The following Python code was used to make the figure including the calculation of the mean, the variance, the skewness, and the kurtosis given the initial parameters (N =100 and p = 0.75).
Fig B2 Python Code
import numpy as np
import matplotlib.pyplot as plt
import math
from scipy.stats import norm
from scipy.stats import binom
N = 100
p = 3/4
q = 1-p
mu,v,sk,k = binom.stats(N,p,moments="m,v,s,k")
s = math.sqrt(v)
R_ = list(range(N+1))
PofR_ = binom.pmf(R_,N,p)
x_ = np.linspace(55,95,300)
ynorm_ = norm.pdf(x_,mu,s)
fig, ax = plt.subplots(figsize=(12,5))
# TITLE, LEGEND AND OTHER ANNOTATIONS
ax.tick_params(axis='both', which='major', labelsize=18)
ax.text(80,0.06, r'$\mu = pN = $'+ f'{mu:.4}' + '\n' +
r'$\sigma^2 = Npq = $' + f'{v:.4}' + '\n' +
r'$\sigma =$' + f'{s:.3}' + '\n' +
r'$\mu + \sigma =$' + f'{mu+s:.2f}' + '\n' +
r'$\text{skewness} = \frac{q-p}{\sqrt{Npq}} =$' + f'{sk:.3}' + '\n' +
r'$\text{kurtosis} = \frac{1-6pq}{Npq}=$' + f'{k:.3}',fontsize=16)
# AXES
ax.set_xlabel(r'$R_i$',fontsize=18)
ax.set_ylabel(r'$P(R_i,p,N)$',fontsize=18)
ax.set_xlim(left=60, right=90)
ax.set_ylim(bottom=0, top=0.15)
# PLOT
ax.axvline(x=mu, color='grey', linestyle='--',ymax=0.65)
ax.axvline(x=mu + s, color='grey', linestyle='--', ymax=0.65)
ax.bar(R_, PofR_, color='teal', alpha=.3, label=r'$\text{Binomial:} \ P(R,p,N)= \binom{N}{R}p^R(1-p)^{(N-R)}$' + f'\n' + r'$N=100 \ p=0.75$')
ax.plot(x_, ynorm_, linestyle="-", marker="none", color='red', label=r'$\text{Normal:} \ p(x)=\frac{1}{\sigma\sqrt{2\pi}}e^{\frac{-1}{2}{(\frac{x-\mu}{\sigma})}^{2}}$')
ax.legend(loc="upper left", frameon=False,fontsize=18)
plt.show()
Example from the Real World
The following cancer mortality numbers were from taken from the CDC.
Year: 2021 State:CA Sex:male Race:white Ethnicity:non-hispanic.

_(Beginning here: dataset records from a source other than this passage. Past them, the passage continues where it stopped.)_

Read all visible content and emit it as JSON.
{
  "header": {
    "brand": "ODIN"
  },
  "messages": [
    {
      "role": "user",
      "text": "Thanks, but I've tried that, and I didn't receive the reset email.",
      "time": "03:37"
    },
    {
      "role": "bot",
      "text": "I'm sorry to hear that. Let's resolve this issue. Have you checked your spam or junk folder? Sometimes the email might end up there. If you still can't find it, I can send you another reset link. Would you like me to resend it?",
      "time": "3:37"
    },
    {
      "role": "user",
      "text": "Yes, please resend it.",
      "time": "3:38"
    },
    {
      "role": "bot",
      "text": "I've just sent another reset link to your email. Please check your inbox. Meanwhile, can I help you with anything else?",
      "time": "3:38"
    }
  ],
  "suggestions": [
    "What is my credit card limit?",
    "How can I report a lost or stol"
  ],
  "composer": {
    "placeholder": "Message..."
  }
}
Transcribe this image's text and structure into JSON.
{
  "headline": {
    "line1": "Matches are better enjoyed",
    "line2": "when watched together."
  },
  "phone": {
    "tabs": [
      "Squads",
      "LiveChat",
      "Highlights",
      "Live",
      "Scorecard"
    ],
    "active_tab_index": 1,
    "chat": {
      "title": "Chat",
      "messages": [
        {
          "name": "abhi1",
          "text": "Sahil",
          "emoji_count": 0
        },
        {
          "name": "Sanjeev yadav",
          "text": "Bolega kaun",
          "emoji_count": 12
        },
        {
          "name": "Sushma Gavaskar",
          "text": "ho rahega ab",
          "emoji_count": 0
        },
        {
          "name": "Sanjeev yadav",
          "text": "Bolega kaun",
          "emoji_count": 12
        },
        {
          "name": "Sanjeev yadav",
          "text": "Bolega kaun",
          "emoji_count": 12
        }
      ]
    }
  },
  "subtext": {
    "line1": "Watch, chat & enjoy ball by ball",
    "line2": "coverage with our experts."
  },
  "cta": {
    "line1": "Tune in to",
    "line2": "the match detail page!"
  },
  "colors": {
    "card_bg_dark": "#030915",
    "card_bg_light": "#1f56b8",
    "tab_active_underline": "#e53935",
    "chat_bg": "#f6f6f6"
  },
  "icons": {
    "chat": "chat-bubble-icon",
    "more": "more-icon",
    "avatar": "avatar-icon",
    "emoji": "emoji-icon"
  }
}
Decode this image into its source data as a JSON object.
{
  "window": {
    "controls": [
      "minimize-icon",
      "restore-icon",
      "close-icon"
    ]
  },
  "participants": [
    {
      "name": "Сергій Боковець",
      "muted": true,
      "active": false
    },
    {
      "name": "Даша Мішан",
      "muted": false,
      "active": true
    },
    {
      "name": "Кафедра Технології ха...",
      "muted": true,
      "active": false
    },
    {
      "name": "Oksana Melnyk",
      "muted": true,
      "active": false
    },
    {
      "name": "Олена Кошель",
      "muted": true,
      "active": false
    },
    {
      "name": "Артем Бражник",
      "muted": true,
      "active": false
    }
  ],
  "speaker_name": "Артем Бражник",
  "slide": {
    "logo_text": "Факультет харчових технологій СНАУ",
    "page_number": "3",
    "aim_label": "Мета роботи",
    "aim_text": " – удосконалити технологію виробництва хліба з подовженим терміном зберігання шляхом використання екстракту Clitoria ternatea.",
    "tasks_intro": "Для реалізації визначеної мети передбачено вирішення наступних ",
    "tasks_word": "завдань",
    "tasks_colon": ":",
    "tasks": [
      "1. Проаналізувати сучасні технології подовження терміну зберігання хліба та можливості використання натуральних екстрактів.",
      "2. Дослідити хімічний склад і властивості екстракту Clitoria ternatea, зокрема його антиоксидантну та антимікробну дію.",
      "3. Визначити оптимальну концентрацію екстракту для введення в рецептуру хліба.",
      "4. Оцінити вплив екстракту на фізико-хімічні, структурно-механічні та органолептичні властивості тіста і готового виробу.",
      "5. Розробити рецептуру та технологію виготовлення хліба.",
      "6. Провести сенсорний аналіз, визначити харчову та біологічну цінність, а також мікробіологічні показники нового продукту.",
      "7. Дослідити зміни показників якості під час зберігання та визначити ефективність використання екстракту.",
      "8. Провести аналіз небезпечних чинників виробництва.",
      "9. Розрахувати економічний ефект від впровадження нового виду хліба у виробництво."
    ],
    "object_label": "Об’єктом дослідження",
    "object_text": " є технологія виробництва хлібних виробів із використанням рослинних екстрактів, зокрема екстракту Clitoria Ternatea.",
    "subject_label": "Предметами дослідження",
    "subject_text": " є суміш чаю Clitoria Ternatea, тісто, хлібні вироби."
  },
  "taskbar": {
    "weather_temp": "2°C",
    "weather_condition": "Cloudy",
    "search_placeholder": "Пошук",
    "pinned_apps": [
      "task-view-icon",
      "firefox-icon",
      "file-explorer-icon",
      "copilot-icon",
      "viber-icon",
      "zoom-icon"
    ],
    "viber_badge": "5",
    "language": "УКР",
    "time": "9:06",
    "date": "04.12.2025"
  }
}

Age:70-74 #Deaths:290 Population:422,747 CrudeRate (deaths/100,000):68.599 95%CI: 60.930 - 76.966 StdErr:4.028
Our calculations:
$$\hat{p}=\frac{290}{422,747} \approx 0.00068599 = \frac{68.599}{100,000}$$ $$SE = \frac{\sqrt{p(1-p)}}{n} \ where \ p=\mathbb{E}[p] = \hat{p}$$ $$SE = \frac{\sqrt{0.00068599(1-0.00068599)}}{422,747}\approx 0.0000402689 = \frac{4.027}{100,000}$$ $$use \ z=1.96 \ \text{for a 2-tail 95% c.i.}$$ $$68.599-1.96 \times 4.028 \lt \text{95%c.i.} \lt 68.599 + 1.96 \times 4.028 \rightarrow 60.704 \ - \ 76.494$$The slightly different c.i. numbers that we obtained are probably explained by the CDC having used the Poisson distribution. The Poisson distribution is special case of the binomial distribution. We will describe it in the next section.